Hace unas semanas la vida y el Río Magdalena me unieron, como lo hacen sus aguas en el delta cuando llegan al mar, con un ser de otro mundo.
Bueno, sin caer en vicios literarios, por cuestiones de negocios en una oficina de la vía 40 con vista al río, conocí a una persona nativa de una isla lejana de donde solo hay unos 7 mil habitantes quienes además de preservar un tesoro cultural de la humanidad, son personas que tienen una conexión natural y ancestral con los mares y ríos de nuestro planeta. Me refiero a la isla “Rapa Nui”, más conocida como “Isla de Pascua”, ubicada al sur del pacífico en el mar de la Polinesia.
Pero más que la procedencia exótica, lo que me impresionó fue su conexión genuina y fantástica con el Río Magdalena, sus pueblos, su historia, su cultura.
Siento un poco de vergüenza cuando conozco extranjeros que se admiran por nuestro río y ven todo el potencial comercial, turístico y cultural que corre por sus aguas.
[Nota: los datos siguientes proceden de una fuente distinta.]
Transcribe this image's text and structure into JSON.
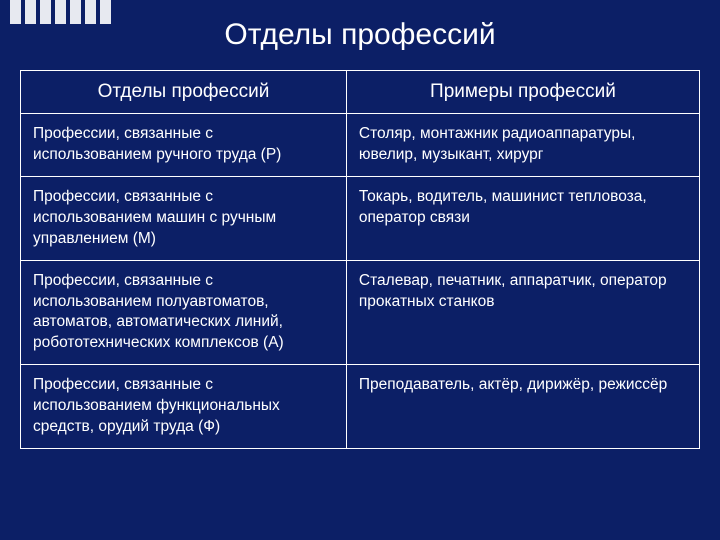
{
  "slide": {
    "title": "Отделы профессий",
    "background_color": "#0c1f66",
    "text_color": "#ffffff",
    "border_color": "#ffffff",
    "title_fontsize": 30,
    "header_fontsize": 19,
    "cell_fontsize": 15.5,
    "decoration_bars": 7
  },
  "table": {
    "columns": [
      "Отделы профессий",
      "Примеры профессий"
    ],
    "column_widths": [
      "48%",
      "52%"
    ],
    "rows": [
      {
        "dept": "Профессии, связанные с использованием ручного труда (Р)",
        "examples": "Столяр, монтажник радиоаппаратуры, ювелир, музыкант, хирург"
      },
      {
        "dept": "Профессии, связанные с использованием машин с ручным управлением (М)",
        "examples": "Токарь, водитель, машинист тепловоза, оператор связи"
      },
      {
        "dept": "Профессии, связанные с использованием полуавтоматов, автоматов, автоматических линий, робототехнических комплексов (А)",
        "examples": "Сталевар, печатник, аппаратчик, оператор прокатных станков"
      },
      {
        "dept": "Профессии, связанные с использованием функциональных средств, орудий труда (Ф)",
        "examples": "Преподаватель, актёр, дирижёр, режиссёр"
      }
    ]
  }
}
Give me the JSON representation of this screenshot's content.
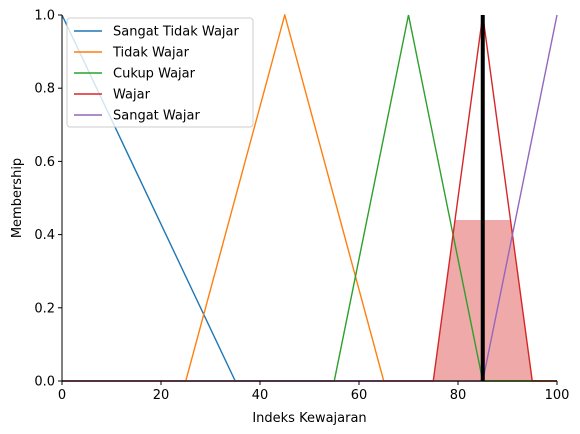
{
  "chart_data": {
    "type": "line",
    "xlabel": "Indeks Kewajaran",
    "ylabel": "Membership",
    "xlim": [
      0,
      100
    ],
    "ylim": [
      0,
      1.0
    ],
    "xticks": [
      0,
      20,
      40,
      60,
      80,
      100
    ],
    "yticks": [
      0.0,
      0.2,
      0.4,
      0.6,
      0.8,
      1.0
    ],
    "grid": false,
    "legend_position": "top-left",
    "series": [
      {
        "name": "Sangat Tidak Wajar",
        "color": "#1f77b4",
        "x": [
          0,
          0,
          35,
          100
        ],
        "y": [
          1,
          1,
          0,
          0
        ]
      },
      {
        "name": "Tidak Wajar",
        "color": "#ff7f0e",
        "x": [
          0,
          25,
          45,
          65,
          100
        ],
        "y": [
          0,
          0,
          1,
          0,
          0
        ]
      },
      {
        "name": "Cukup Wajar",
        "color": "#2ca02c",
        "x": [
          0,
          55,
          70,
          85,
          100
        ],
        "y": [
          0,
          0,
          1,
          0,
          0
        ]
      },
      {
        "name": "Wajar",
        "color": "#d62728",
        "x": [
          0,
          75,
          85,
          95,
          100
        ],
        "y": [
          0,
          0,
          1,
          0,
          0
        ]
      },
      {
        "name": "Sangat Wajar",
        "color": "#9467bd",
        "x": [
          0,
          85,
          100,
          100
        ],
        "y": [
          0,
          0,
          1,
          1
        ]
      }
    ],
    "activation": {
      "color": "#d62728",
      "x": [
        75,
        79.4,
        90.6,
        95
      ],
      "y": [
        0,
        0.44,
        0.44,
        0
      ]
    },
    "marker_line": {
      "x": 85,
      "y": [
        0,
        1
      ],
      "color": "#000000"
    }
  }
}
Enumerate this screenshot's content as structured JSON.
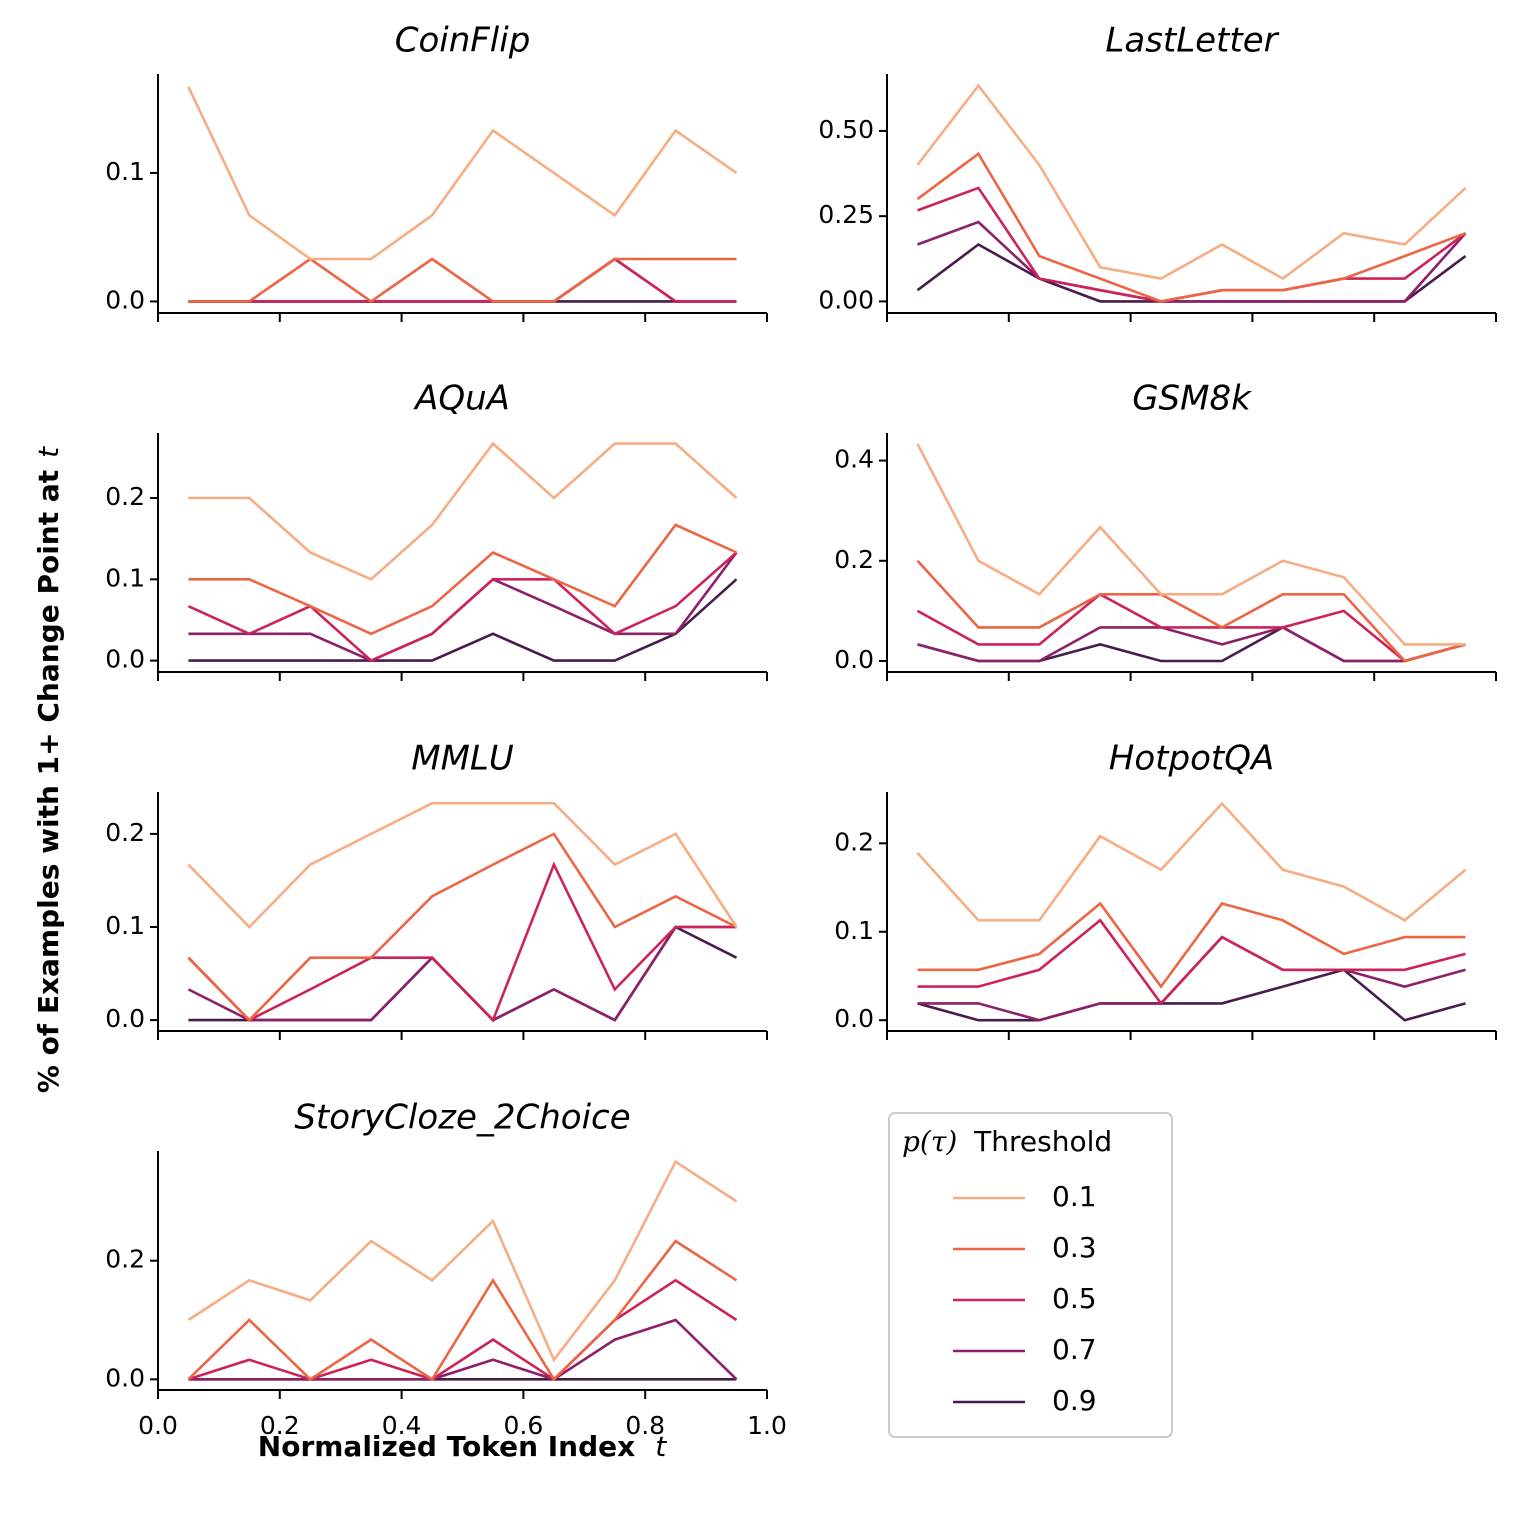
{
  "chart_data": {
    "type": "line",
    "xlabel_text": "Normalized Token Index",
    "xlabel_var": "t",
    "ylabel_text": "% of Examples with 1+ Change Point at",
    "ylabel_var": "t",
    "x": [
      0.05,
      0.15,
      0.25,
      0.35,
      0.45,
      0.55,
      0.65,
      0.75,
      0.85,
      0.95
    ],
    "xlim": [
      0.0,
      1.0
    ],
    "xticks": [
      0.0,
      0.2,
      0.4,
      0.6,
      0.8,
      1.0
    ],
    "xtick_labels": [
      "0.0",
      "0.2",
      "0.4",
      "0.6",
      "0.8",
      "1.0"
    ],
    "legend": {
      "title_var": "p(τ)",
      "title_text": "Threshold",
      "placement": "lower-right",
      "entries": [
        {
          "label": "0.1",
          "color": "#f6ad83"
        },
        {
          "label": "0.3",
          "color": "#ec6545"
        },
        {
          "label": "0.5",
          "color": "#cc2459"
        },
        {
          "label": "0.7",
          "color": "#8c2169"
        },
        {
          "label": "0.9",
          "color": "#481c4c"
        }
      ]
    },
    "panels": [
      {
        "title": "CoinFlip",
        "ylim": [
          -0.009,
          0.177
        ],
        "yticks": [
          0.0,
          0.1
        ],
        "ytick_labels": [
          "0.0",
          "0.1"
        ],
        "series": [
          {
            "name": "0.1",
            "values": [
              0.167,
              0.067,
              0.033,
              0.033,
              0.067,
              0.133,
              0.1,
              0.067,
              0.133,
              0.1
            ]
          },
          {
            "name": "0.3",
            "values": [
              0.0,
              0.0,
              0.033,
              0.0,
              0.033,
              0.0,
              0.0,
              0.033,
              0.033,
              0.033
            ]
          },
          {
            "name": "0.5",
            "values": [
              0.0,
              0.0,
              0.0,
              0.0,
              0.0,
              0.0,
              0.0,
              0.033,
              0.0,
              0.0
            ]
          },
          {
            "name": "0.7",
            "values": [
              0.0,
              0.0,
              0.0,
              0.0,
              0.0,
              0.0,
              0.0,
              0.033,
              0.0,
              0.0
            ]
          },
          {
            "name": "0.9",
            "values": [
              0.0,
              0.0,
              0.0,
              0.0,
              0.0,
              0.0,
              0.0,
              0.0,
              0.0,
              0.0
            ]
          }
        ]
      },
      {
        "title": "LastLetter",
        "ylim": [
          -0.034,
          0.667
        ],
        "yticks": [
          0.0,
          0.25,
          0.5
        ],
        "ytick_labels": [
          "0.00",
          "0.25",
          "0.50"
        ],
        "series": [
          {
            "name": "0.1",
            "values": [
              0.4,
              0.633,
              0.4,
              0.1,
              0.067,
              0.167,
              0.067,
              0.2,
              0.167,
              0.333
            ]
          },
          {
            "name": "0.3",
            "values": [
              0.3,
              0.433,
              0.133,
              0.067,
              0.0,
              0.033,
              0.033,
              0.067,
              0.133,
              0.2
            ]
          },
          {
            "name": "0.5",
            "values": [
              0.267,
              0.333,
              0.067,
              0.033,
              0.0,
              0.033,
              0.033,
              0.067,
              0.067,
              0.2
            ]
          },
          {
            "name": "0.7",
            "values": [
              0.167,
              0.233,
              0.067,
              0.033,
              0.0,
              0.0,
              0.0,
              0.0,
              0.0,
              0.2
            ]
          },
          {
            "name": "0.9",
            "values": [
              0.033,
              0.167,
              0.067,
              0.0,
              0.0,
              0.0,
              0.0,
              0.0,
              0.0,
              0.133
            ]
          }
        ]
      },
      {
        "title": "AQuA",
        "ylim": [
          -0.014,
          0.28
        ],
        "yticks": [
          0.0,
          0.1,
          0.2
        ],
        "ytick_labels": [
          "0.0",
          "0.1",
          "0.2"
        ],
        "series": [
          {
            "name": "0.1",
            "values": [
              0.2,
              0.2,
              0.133,
              0.1,
              0.167,
              0.267,
              0.2,
              0.267,
              0.267,
              0.2
            ]
          },
          {
            "name": "0.3",
            "values": [
              0.1,
              0.1,
              0.067,
              0.033,
              0.067,
              0.133,
              0.1,
              0.067,
              0.167,
              0.133
            ]
          },
          {
            "name": "0.5",
            "values": [
              0.067,
              0.033,
              0.067,
              0.0,
              0.033,
              0.1,
              0.1,
              0.033,
              0.067,
              0.133
            ]
          },
          {
            "name": "0.7",
            "values": [
              0.033,
              0.033,
              0.033,
              0.0,
              0.033,
              0.1,
              0.067,
              0.033,
              0.033,
              0.133
            ]
          },
          {
            "name": "0.9",
            "values": [
              0.0,
              0.0,
              0.0,
              0.0,
              0.0,
              0.033,
              0.0,
              0.0,
              0.033,
              0.1
            ]
          }
        ]
      },
      {
        "title": "GSM8k",
        "ylim": [
          -0.022,
          0.455
        ],
        "yticks": [
          0.0,
          0.2,
          0.4
        ],
        "ytick_labels": [
          "0.0",
          "0.2",
          "0.4"
        ],
        "series": [
          {
            "name": "0.1",
            "values": [
              0.433,
              0.2,
              0.133,
              0.267,
              0.133,
              0.133,
              0.2,
              0.167,
              0.033,
              0.033
            ]
          },
          {
            "name": "0.3",
            "values": [
              0.2,
              0.067,
              0.067,
              0.133,
              0.133,
              0.067,
              0.133,
              0.133,
              0.0,
              0.033
            ]
          },
          {
            "name": "0.5",
            "values": [
              0.1,
              0.033,
              0.033,
              0.133,
              0.067,
              0.067,
              0.067,
              0.1,
              0.0,
              0.033
            ]
          },
          {
            "name": "0.7",
            "values": [
              0.033,
              0.0,
              0.0,
              0.067,
              0.067,
              0.033,
              0.067,
              0.0,
              0.0,
              0.033
            ]
          },
          {
            "name": "0.9",
            "values": [
              0.033,
              0.0,
              0.0,
              0.033,
              0.0,
              0.0,
              0.067,
              0.0,
              0.0,
              0.033
            ]
          }
        ]
      },
      {
        "title": "MMLU",
        "ylim": [
          -0.0117,
          0.245
        ],
        "yticks": [
          0.0,
          0.1,
          0.2
        ],
        "ytick_labels": [
          "0.0",
          "0.1",
          "0.2"
        ],
        "series": [
          {
            "name": "0.1",
            "values": [
              0.167,
              0.1,
              0.167,
              0.2,
              0.233,
              0.233,
              0.233,
              0.167,
              0.2,
              0.1
            ]
          },
          {
            "name": "0.3",
            "values": [
              0.067,
              0.0,
              0.067,
              0.067,
              0.133,
              0.167,
              0.2,
              0.1,
              0.133,
              0.1
            ]
          },
          {
            "name": "0.5",
            "values": [
              0.067,
              0.0,
              0.033,
              0.067,
              0.067,
              0.0,
              0.167,
              0.033,
              0.1,
              0.1
            ]
          },
          {
            "name": "0.7",
            "values": [
              0.033,
              0.0,
              0.0,
              0.0,
              0.067,
              0.0,
              0.033,
              0.0,
              0.1,
              0.1
            ]
          },
          {
            "name": "0.9",
            "values": [
              0.0,
              0.0,
              0.0,
              0.0,
              0.067,
              0.0,
              0.033,
              0.0,
              0.1,
              0.067
            ]
          }
        ]
      },
      {
        "title": "HotpotQA",
        "ylim": [
          -0.0122,
          0.258
        ],
        "yticks": [
          0.0,
          0.1,
          0.2
        ],
        "ytick_labels": [
          "0.0",
          "0.1",
          "0.2"
        ],
        "series": [
          {
            "name": "0.1",
            "values": [
              0.189,
              0.113,
              0.113,
              0.208,
              0.17,
              0.245,
              0.17,
              0.151,
              0.113,
              0.17
            ]
          },
          {
            "name": "0.3",
            "values": [
              0.057,
              0.057,
              0.075,
              0.132,
              0.038,
              0.132,
              0.113,
              0.075,
              0.094,
              0.094
            ]
          },
          {
            "name": "0.5",
            "values": [
              0.038,
              0.038,
              0.057,
              0.113,
              0.019,
              0.094,
              0.057,
              0.057,
              0.057,
              0.075
            ]
          },
          {
            "name": "0.7",
            "values": [
              0.019,
              0.019,
              0.0,
              0.019,
              0.019,
              0.094,
              0.057,
              0.057,
              0.038,
              0.057
            ]
          },
          {
            "name": "0.9",
            "values": [
              0.019,
              0.0,
              0.0,
              0.019,
              0.019,
              0.019,
              0.038,
              0.057,
              0.0,
              0.019
            ]
          }
        ]
      },
      {
        "title": "StoryCloze_2Choice",
        "ylim": [
          -0.018,
          0.385
        ],
        "yticks": [
          0.0,
          0.2
        ],
        "ytick_labels": [
          "0.0",
          "0.2"
        ],
        "series": [
          {
            "name": "0.1",
            "values": [
              0.1,
              0.167,
              0.133,
              0.233,
              0.167,
              0.267,
              0.033,
              0.167,
              0.367,
              0.3
            ]
          },
          {
            "name": "0.3",
            "values": [
              0.0,
              0.1,
              0.0,
              0.067,
              0.0,
              0.167,
              0.0,
              0.1,
              0.233,
              0.167
            ]
          },
          {
            "name": "0.5",
            "values": [
              0.0,
              0.033,
              0.0,
              0.033,
              0.0,
              0.067,
              0.0,
              0.1,
              0.167,
              0.1
            ]
          },
          {
            "name": "0.7",
            "values": [
              0.0,
              0.0,
              0.0,
              0.0,
              0.0,
              0.033,
              0.0,
              0.067,
              0.1,
              0.0
            ]
          },
          {
            "name": "0.9",
            "values": [
              0.0,
              0.0,
              0.0,
              0.0,
              0.0,
              0.0,
              0.0,
              0.0,
              0.0,
              0.0
            ]
          }
        ]
      }
    ]
  }
}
Mientras la mayoría de los colombianos lo tenemos abandonado en el patio de atrás.
Hablar con él me recordó a Wade Davis, autor del libro Magdalena River, investigador y escritor canadiense apasionado por los ríos del mundo, pero evidentemente enamorado del gran Río. Wade se aventuró durante varios años en una travesía por sus aguas desde su nacimiento en el Páramo de las Papas hasta Bocas de Cenizas, narrando con una escritura exquisita la historia de Colombia teniendo al río como protagonista.
Hace unas semanas mi nuevo amigo continental me invitó a una de sus travesías, lo que para él era una jornada normal, para mi fue toda una aventura.
Pude ver con mis propios ojos, respirar y sentir la grandeza de nuestra naturaleza. La belleza de sus pueblos con sus iglesias mirando al río. Los pescadores en sus faenas, las aves volando en batido, las babillas con la boca abierta cazando mariposas, pero también la erosión de sus costas que ponen en peligro de inundación a sus habitantes, las manchas aceitosas en el agua de vertimientos ilegales, botellas, icopores, bolsas y hasta chancletas que recorren kilómetros flotando en un viaje de desgracia.
Con el atardecer llegamos a Mompox, mientras atracábamos en el muelle, el naranja del cielo y el dorado del sol pintaban las cúpulas de sus majestuosas iglesias, sentí un aire de esperanza. Gracias a este ser de otro mundo y los innumerables extranjeros que se atreven a descubrir la Colombia profunda. Muy pronto AMAremos tanto a nuestro río, que seremos más conscientes y lo aprovecharemos como lo hicieron nuestros ancestros.